In response to the UK Government’s Greenhouse Gas Removals strategy…

Christina Horspool – Innovation Catalyst – Climate Risk and Decarbonisation at Xodus

We very much welcome the recognition of the purpose of Greenhouse Gas Removals (GGRs) to balance residual emissions from hard to abate sectors whilst not substituting for ambitious mitigation. We are encouraged by the recognition in this strategy that both nature and technology have a role to play. Managing our natural resources, such as blue carbon habitats (saltmarsh and seagrass) can provide numerous co-benefits for biodiversity and climate adaptation as well as carbon sequestration. However, we would like to see greater exploration in the science to determine the role some of these natural resources such as soils and blue carbon could play for our coastal society and are encouraged that further work to close these evidence gaps are on the UK Government’s agenda.

The recognition of the critical need for a robust approach to monitoring, reporting and verification (MRV) of GGRs to both channel finance and demonstrate positive climate action is also welcomed. In this decisive decade, choices will be made that channel our trajectory for years to come and as such, it is critical that counterproductive decisions are avoided. To do this, holistic systematic approaches to the problem will be required and it is therefore encouraging to see the UK Government recognise that there are key constraints to scaling technologies such as CCS, such as the transport and storage infrastructure. It is also key for some of the GGR technologies included within this report to understand the carbon intensity of the supply chain and the possible wider detrimental impacts that could result, such as localised air quality issues from the deployment of BECCS. Therefore, we encourage the government’s commitment to develop regulation and abatement on emissions other than CO2 but would also suggest any such changes or developments address wider environmental and social impacts and don’t solely focus on emissions.
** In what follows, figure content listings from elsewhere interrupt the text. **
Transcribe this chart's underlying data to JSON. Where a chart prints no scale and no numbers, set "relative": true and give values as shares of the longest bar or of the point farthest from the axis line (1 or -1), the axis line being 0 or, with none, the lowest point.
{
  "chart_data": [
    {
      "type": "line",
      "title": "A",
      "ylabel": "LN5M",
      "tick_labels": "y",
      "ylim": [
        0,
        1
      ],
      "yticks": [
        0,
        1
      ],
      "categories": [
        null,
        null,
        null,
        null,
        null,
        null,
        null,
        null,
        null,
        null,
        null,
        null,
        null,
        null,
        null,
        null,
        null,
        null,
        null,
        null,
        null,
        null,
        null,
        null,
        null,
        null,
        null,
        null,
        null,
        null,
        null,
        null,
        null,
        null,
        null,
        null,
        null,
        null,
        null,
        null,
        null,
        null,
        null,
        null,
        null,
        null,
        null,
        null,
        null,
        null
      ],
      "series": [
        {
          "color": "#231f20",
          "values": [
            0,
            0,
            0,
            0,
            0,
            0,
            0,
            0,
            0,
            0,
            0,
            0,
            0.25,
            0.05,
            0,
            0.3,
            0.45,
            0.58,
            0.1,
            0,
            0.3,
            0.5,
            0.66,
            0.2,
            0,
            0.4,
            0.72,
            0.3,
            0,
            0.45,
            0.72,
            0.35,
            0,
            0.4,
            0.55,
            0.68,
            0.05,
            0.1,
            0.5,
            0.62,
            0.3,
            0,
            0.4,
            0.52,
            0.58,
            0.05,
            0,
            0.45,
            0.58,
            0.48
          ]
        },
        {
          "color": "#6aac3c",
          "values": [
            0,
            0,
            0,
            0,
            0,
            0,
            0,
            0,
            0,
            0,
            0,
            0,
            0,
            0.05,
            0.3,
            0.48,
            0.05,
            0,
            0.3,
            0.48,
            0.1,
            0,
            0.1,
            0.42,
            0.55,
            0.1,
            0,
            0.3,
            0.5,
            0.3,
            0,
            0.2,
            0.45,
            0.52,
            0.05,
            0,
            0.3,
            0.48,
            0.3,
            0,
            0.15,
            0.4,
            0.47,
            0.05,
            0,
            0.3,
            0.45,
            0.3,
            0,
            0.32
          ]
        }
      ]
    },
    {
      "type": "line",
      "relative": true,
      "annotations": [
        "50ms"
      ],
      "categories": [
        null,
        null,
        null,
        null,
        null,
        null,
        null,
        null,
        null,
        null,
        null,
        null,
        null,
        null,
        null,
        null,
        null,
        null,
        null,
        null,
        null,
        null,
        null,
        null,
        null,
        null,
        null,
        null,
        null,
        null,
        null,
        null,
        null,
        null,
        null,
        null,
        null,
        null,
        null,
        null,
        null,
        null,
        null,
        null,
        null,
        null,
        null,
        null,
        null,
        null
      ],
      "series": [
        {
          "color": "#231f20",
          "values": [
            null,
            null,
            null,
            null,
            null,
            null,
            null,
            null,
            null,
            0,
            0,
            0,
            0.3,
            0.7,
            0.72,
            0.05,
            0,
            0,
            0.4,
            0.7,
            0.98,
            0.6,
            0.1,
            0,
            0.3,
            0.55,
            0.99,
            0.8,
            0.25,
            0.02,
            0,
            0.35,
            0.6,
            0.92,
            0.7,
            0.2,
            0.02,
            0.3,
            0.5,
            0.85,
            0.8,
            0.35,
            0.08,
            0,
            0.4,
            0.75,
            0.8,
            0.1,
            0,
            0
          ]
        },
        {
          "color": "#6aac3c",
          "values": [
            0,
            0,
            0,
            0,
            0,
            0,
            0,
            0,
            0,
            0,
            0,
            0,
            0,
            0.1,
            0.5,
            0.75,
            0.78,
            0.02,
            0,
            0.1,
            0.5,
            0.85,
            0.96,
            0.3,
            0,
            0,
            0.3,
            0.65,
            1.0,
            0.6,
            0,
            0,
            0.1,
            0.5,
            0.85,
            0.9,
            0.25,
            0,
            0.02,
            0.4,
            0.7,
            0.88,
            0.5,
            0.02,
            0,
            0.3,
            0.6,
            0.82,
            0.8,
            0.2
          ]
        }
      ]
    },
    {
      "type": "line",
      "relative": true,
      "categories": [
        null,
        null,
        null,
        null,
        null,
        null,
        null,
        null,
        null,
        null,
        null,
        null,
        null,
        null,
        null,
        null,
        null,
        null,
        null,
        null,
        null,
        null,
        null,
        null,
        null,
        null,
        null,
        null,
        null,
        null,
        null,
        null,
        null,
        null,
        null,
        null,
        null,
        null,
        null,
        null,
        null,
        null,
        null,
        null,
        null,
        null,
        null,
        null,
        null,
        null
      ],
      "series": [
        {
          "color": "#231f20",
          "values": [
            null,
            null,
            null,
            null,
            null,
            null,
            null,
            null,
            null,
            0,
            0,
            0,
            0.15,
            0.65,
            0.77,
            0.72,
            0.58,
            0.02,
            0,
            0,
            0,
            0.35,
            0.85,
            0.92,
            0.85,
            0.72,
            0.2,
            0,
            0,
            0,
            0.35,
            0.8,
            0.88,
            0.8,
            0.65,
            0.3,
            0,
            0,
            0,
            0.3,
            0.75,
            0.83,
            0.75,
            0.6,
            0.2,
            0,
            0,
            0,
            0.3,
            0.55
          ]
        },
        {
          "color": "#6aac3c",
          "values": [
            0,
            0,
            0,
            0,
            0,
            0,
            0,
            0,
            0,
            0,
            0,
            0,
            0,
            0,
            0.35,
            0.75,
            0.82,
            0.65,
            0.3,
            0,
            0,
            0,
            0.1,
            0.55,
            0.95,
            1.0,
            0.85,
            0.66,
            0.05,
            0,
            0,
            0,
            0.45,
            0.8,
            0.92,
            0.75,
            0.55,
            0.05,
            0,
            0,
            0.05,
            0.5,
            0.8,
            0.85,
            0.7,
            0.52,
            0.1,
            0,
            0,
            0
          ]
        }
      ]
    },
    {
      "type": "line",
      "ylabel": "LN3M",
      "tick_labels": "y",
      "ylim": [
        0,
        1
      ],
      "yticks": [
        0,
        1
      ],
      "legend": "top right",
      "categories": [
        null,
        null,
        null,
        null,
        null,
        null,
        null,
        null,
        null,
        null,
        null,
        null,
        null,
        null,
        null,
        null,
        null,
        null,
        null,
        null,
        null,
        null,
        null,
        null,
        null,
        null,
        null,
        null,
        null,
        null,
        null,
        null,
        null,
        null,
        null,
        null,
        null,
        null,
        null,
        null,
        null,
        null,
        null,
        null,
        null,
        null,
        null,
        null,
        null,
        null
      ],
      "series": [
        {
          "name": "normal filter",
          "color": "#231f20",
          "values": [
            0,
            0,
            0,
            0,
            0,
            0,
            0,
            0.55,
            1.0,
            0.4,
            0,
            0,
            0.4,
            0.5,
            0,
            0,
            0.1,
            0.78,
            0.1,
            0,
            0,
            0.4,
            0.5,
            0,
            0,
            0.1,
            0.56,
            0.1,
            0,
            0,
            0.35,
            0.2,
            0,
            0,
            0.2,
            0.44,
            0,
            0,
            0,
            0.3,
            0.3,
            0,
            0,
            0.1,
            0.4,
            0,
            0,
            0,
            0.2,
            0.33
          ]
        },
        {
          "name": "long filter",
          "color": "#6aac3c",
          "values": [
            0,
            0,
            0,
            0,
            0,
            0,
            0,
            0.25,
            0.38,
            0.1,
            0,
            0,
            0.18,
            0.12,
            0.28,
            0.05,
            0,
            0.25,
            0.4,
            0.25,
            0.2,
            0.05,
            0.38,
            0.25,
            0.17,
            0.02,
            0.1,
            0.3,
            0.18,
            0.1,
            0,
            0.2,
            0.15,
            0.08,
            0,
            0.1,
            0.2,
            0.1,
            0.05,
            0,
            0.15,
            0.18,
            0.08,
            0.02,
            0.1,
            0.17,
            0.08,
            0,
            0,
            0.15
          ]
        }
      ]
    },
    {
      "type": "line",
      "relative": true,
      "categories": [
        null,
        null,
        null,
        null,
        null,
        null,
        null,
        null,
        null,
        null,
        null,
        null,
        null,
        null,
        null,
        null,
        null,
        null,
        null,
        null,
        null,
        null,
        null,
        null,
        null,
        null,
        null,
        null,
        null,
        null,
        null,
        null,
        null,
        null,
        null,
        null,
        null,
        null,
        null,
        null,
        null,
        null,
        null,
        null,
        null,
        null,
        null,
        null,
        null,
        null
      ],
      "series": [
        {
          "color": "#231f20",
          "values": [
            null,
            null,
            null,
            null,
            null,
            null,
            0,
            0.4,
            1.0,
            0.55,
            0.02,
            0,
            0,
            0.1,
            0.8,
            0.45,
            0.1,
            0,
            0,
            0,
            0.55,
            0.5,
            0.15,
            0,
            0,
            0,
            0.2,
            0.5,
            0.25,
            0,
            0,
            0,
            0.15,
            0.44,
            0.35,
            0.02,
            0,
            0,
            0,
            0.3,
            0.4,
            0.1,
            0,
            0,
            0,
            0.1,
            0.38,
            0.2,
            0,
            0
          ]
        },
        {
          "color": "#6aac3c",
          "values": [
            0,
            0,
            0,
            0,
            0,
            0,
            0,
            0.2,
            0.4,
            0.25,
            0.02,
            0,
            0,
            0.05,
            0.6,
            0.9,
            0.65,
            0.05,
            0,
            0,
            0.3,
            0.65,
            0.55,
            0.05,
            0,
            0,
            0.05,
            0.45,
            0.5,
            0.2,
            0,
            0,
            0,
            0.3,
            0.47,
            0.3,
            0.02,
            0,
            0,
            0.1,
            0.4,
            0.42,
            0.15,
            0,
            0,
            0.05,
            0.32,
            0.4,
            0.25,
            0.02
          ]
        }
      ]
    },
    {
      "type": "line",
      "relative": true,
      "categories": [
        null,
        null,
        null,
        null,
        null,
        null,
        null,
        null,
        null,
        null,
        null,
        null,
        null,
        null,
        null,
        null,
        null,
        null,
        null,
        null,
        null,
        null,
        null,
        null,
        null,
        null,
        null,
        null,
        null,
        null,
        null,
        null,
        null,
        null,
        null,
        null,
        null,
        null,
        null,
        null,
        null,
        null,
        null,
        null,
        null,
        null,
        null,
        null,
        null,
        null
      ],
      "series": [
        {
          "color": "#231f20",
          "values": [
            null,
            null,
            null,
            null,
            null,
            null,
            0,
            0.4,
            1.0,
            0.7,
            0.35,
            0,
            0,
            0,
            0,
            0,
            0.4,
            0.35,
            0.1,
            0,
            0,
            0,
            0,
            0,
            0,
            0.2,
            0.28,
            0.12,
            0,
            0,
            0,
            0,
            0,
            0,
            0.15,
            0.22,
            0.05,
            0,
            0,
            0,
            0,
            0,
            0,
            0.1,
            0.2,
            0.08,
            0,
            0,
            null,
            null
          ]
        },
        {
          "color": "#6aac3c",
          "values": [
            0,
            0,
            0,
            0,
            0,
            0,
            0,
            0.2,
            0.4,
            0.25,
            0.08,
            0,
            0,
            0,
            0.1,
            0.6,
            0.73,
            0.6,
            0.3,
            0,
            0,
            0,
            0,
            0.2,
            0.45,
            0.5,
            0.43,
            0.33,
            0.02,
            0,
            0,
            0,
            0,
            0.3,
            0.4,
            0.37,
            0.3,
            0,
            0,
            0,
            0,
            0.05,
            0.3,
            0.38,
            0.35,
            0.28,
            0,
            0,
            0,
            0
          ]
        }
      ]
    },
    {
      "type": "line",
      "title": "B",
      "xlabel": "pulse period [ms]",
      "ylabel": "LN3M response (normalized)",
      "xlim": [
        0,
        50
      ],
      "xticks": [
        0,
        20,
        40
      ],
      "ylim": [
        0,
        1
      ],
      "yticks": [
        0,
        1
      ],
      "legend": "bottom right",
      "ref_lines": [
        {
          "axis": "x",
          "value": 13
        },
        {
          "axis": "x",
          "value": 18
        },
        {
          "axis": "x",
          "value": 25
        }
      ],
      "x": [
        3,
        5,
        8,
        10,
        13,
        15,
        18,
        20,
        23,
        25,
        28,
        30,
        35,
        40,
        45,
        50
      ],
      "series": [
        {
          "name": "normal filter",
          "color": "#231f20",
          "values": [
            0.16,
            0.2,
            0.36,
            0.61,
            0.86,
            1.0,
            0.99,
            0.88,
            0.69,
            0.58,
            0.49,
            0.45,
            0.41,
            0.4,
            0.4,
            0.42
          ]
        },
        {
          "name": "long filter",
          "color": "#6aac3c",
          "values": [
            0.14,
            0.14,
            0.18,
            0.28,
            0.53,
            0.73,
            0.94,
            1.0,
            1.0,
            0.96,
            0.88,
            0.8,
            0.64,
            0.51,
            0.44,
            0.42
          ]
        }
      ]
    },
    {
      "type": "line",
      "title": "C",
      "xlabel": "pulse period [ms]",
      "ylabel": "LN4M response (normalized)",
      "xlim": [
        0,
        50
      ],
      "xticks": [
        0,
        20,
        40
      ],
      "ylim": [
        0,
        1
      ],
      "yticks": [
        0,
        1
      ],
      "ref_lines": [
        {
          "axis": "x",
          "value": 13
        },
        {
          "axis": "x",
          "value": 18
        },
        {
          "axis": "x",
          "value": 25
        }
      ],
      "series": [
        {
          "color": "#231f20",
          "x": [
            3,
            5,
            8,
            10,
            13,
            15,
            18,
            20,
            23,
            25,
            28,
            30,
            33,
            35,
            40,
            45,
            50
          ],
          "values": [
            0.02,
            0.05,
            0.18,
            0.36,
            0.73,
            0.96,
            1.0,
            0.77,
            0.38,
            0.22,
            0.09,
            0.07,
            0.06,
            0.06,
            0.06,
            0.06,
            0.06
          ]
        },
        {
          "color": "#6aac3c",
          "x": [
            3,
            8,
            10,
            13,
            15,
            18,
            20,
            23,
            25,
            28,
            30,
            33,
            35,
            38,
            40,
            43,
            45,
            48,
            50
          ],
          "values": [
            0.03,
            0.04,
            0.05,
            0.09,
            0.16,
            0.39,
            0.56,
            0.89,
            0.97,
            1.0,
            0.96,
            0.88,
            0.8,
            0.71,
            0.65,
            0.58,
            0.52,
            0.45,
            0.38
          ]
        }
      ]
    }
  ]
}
Not having an established market or current customer demand for GGR technologies is a fundamental barrier to GGR deployment. So, it is interesting to see the proposal to utilise the existing UK Emission Trading Scheme as a possible market solution for stimulating investment by GGRS. Again, for credibility and transparency, the MRV approach and its governance will need to be faultless in its execution. Pace will be needed in determining any eligibility criteria to ensure that those projects in the pipeline don’t miss the opportunity for participation. This approach moves us to a single integrated compliance market for carbon, with negative emissions supporting liquidity as the ETS allowance cap falls over time, ideally regulations and governance will follow suit and be consolidated to improve emission management efficiency and direct focus and energy of those responsible to where it most needed – driving emissions down.

At Xodus, we believe there are lessons to be learned from the approach to the MRV system in place and encourage the UK Government to address any existing opportunities for improvement at the same time.